Dear reader, I am going to apologize in advance for this post. It is going to seem terribly un-Christmasy, unholy, dispirited, and rude.
I am sick of Christmas as it is celebrated today. For an entire month, I watched people run around like crazy ants trying to get all the presents they could (and couldn’t) afford for friends and family. They had to wrap them all. They had to mail some of them, deliver others. They had all kinds of holiday baking to do. Parties and get-togethers with their various social clubs – the children’s holiday party, the garden club, wine club, you name it – all of them have their own little party and all of them need each person to bring both a gift for the exchange and home-baked goodies for everyone to gorge on. Christmas cards must be written. Decorations must go up. Then just before the day of, everyone travels to go see family, or works hard to get the house looking spotless and themselves looking fabulous after a train wreck of a month that requires so much out of us all.
And on the day of, exhausted and bloated people watch as all those gifts are unwrapped with zeal by children who, by and large, already have a roomful of “stuff” that they have no room for, and who don’t understand the effort or appreciate another Barbie or stuffed animal – they keep unwrapping, a sort of glazed-over expression in their eyes after the third present, in the hope that the next one is the Big Thing that they wanted. Barely a thank-you passes their lips as they take off to play with the one item that worked for them.
The adults, maybe having a few morning mimosas to help them cope with the chaos, exchange pleasantries as they swap gifts – rarely, again, anything that they actually NEEDED. The practice of re-gifting exists for a reason, many of us already have too much stuff. Throughout the year, we help ourselves to whatever we perceive we lack in our homes and wardrobes – the gifts we get, typically, are not things we would have gotten ourselves, but out of guilt they will hang around our homes for dusting, or some of us will re-gift them, taking care that the re-gifted item waits a few years and goes to unrelated persons.
Have I summed up my reasons for the dislike of the season yet?
Let me now say, I truly love the idea of the holidays.
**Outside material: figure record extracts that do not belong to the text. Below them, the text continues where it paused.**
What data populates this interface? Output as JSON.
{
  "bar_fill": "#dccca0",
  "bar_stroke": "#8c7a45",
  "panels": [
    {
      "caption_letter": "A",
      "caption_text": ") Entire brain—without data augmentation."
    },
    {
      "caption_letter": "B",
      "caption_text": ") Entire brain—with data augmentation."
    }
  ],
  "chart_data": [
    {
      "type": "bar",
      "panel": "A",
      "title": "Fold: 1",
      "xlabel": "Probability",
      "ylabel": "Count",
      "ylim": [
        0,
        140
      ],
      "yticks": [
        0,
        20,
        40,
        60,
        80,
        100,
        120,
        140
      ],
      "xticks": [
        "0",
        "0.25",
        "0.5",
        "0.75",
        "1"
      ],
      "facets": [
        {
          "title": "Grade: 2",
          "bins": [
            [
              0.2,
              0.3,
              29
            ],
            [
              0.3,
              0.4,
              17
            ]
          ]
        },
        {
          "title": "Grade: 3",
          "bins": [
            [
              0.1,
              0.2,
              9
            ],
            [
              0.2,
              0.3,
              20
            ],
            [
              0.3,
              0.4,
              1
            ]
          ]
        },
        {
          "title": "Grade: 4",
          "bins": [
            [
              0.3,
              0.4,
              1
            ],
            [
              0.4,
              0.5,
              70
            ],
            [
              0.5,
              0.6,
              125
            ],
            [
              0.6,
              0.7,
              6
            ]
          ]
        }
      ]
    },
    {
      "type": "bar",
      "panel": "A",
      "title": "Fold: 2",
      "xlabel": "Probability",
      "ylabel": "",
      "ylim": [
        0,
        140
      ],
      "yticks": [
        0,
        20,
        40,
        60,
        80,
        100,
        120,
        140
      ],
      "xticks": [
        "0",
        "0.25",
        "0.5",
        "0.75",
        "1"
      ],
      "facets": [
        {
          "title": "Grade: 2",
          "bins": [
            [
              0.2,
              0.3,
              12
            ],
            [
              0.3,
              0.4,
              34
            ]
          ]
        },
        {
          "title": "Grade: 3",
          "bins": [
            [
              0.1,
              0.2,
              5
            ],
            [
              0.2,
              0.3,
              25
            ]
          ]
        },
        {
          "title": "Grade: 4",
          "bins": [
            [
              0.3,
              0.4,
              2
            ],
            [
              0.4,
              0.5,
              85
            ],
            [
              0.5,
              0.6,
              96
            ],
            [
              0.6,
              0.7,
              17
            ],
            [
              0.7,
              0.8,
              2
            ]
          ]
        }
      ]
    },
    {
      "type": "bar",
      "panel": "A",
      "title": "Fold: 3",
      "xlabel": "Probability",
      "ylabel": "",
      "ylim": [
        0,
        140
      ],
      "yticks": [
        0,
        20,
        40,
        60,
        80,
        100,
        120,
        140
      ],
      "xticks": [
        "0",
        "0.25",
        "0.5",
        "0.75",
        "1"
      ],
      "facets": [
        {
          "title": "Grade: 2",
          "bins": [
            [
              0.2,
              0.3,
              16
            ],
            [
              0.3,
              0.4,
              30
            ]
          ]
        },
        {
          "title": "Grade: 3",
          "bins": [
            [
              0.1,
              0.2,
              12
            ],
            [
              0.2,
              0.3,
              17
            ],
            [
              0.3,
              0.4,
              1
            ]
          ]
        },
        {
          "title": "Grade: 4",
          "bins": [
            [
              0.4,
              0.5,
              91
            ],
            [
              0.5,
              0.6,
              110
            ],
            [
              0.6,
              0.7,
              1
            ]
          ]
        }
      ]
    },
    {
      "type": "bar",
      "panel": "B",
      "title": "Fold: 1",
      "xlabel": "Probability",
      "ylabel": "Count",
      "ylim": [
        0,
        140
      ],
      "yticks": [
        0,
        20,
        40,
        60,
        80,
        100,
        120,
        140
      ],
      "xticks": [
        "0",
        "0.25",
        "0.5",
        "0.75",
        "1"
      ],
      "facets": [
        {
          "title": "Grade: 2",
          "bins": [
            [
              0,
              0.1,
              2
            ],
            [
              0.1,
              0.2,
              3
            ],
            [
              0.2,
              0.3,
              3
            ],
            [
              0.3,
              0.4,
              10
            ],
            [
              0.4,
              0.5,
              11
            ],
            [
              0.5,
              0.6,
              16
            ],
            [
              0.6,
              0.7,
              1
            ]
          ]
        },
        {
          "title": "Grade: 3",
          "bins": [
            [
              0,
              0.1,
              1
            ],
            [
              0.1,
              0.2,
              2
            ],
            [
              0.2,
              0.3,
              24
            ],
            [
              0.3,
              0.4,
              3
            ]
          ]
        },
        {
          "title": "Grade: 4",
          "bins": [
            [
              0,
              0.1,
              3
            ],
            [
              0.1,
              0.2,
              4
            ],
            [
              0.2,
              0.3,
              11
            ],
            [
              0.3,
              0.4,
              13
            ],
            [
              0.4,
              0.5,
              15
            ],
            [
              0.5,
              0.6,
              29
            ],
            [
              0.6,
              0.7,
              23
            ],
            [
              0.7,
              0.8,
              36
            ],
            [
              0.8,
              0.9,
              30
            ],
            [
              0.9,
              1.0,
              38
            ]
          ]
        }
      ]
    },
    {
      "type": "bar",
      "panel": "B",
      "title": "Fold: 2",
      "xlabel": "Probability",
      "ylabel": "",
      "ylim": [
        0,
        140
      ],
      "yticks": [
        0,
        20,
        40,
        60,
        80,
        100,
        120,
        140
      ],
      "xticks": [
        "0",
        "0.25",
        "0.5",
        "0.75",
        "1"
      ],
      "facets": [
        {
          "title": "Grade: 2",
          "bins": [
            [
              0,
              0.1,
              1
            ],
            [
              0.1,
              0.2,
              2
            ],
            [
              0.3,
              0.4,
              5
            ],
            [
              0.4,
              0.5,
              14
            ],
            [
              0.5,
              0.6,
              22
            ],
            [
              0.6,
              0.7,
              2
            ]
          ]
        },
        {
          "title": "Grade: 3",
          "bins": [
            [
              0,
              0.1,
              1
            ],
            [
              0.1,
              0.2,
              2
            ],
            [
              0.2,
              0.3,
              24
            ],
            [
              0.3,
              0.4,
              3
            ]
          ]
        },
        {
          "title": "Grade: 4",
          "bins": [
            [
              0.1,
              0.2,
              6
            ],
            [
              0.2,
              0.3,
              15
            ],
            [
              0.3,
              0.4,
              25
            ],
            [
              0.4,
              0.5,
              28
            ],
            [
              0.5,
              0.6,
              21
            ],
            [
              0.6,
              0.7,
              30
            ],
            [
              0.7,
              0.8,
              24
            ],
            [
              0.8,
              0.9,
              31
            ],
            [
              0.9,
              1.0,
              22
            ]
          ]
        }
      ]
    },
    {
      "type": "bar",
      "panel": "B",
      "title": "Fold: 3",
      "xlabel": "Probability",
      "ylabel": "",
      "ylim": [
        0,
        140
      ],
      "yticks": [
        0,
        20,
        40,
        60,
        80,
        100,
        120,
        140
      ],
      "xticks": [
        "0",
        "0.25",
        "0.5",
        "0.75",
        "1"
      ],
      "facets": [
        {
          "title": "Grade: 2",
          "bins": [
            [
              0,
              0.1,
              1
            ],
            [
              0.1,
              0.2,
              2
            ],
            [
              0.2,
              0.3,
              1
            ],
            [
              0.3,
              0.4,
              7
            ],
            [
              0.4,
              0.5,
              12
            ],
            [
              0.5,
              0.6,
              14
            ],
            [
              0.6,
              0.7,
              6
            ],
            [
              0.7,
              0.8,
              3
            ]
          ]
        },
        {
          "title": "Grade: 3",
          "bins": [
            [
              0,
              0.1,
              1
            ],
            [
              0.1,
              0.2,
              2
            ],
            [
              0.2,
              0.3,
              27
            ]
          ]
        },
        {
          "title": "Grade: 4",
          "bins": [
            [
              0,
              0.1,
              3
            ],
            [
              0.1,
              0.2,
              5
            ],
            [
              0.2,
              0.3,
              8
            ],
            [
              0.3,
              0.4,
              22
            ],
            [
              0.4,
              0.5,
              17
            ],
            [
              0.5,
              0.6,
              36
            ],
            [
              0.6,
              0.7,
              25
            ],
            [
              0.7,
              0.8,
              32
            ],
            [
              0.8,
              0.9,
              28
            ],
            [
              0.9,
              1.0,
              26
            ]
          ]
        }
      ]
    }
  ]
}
I love the decorations and the idea of holiday cheer. I love that so many religions celebrate something around the same time year and that there should be a reason for celebration as the days of winter keep getting shorter and colder. It gives us something to look forward to, in theory, to help us get through half the winter with anticipation. We can get through the other half of winter anticipating the arrival of Spring. Not so bad a deal, really.
The problem is that the good cheer doesn’t exist. That the holiday centers around all this commercialism. I find myself short on sleep, harried, stressed and even grumpy throughout the month. I’m a busy person to start with, like much of the rest of the world, and throwing in all of this on top of what is my busiest business month of the year is nothing more than madness.
And so, I’ve pondered how we can make the holidays less stressful, more joyful.
The answer is only to pare down. If all of our associations and meetings didn’t have to have a holiday-centered party, it would help, wouldn’t it? If we didn’t have to buy so many presents and stretch our budgets so terribly, it would help, wouldn’t it? If we didn’t have to sit down and write a hundred holiday cards, it would help too, right?
Pardon me for seeming cheap, but I made most of our presents this year (and last year). I’ve decided that’s what the holidays were originally – you made presents. There were not piles of them unless you were wealthy. Which, we are not, and neither are most of our family and friends. Making presents takes time, more than shopping does – unless we plan ahead a little. I was able to pad presents with homemade jams and apple butter, which appears to be appreciated. If I make presents now for next year, before the weather warms and draws me outside, then I have that much stress out of the way. If I plan ahead and make extra blueberry jam for everyone, then I’m ahead. If I plant extra herbs to make herb sachets for my friends that like to cook, then all I have to do is dry them and I am ahead there too.
Gift wrap also bothers me. It costs money, it kills trees and it winds up in a landfill in massive quantities every year. I tend to like bags, which get reused every year. I like baskets, which people tend to keep or re-gift, with everything out in the open. My mother spent a lot of time one year cutting fabric in various widths to use for our family wrapping instead – absolutely brilliant. We use this fabric year after year, and it just feels special. Newspaper can even be dressed up with good ribbon – and I’ve re-used ribbon for years.
Holiday cards? I’m sending out new year’s cards this year. Knock that off the December list, and let me feel more hopeful about the coming year now that I can focus on it and not the festivities at hand. Or, just send e-cards – no extra killed trees, no postage, no guilt from the gas the postal vehicles use (if you’ve thought that far – I was just trying to survive December, everything else is an afterthought).
This of course leaves all the holiday decorating and baking and parties – but aren’t these the best parts of the season? Maybe if more people were able to start in on the holidays earlier, then more of that wonderful holiday cheer would spread and the holidays may be that much more joyful in the coming years.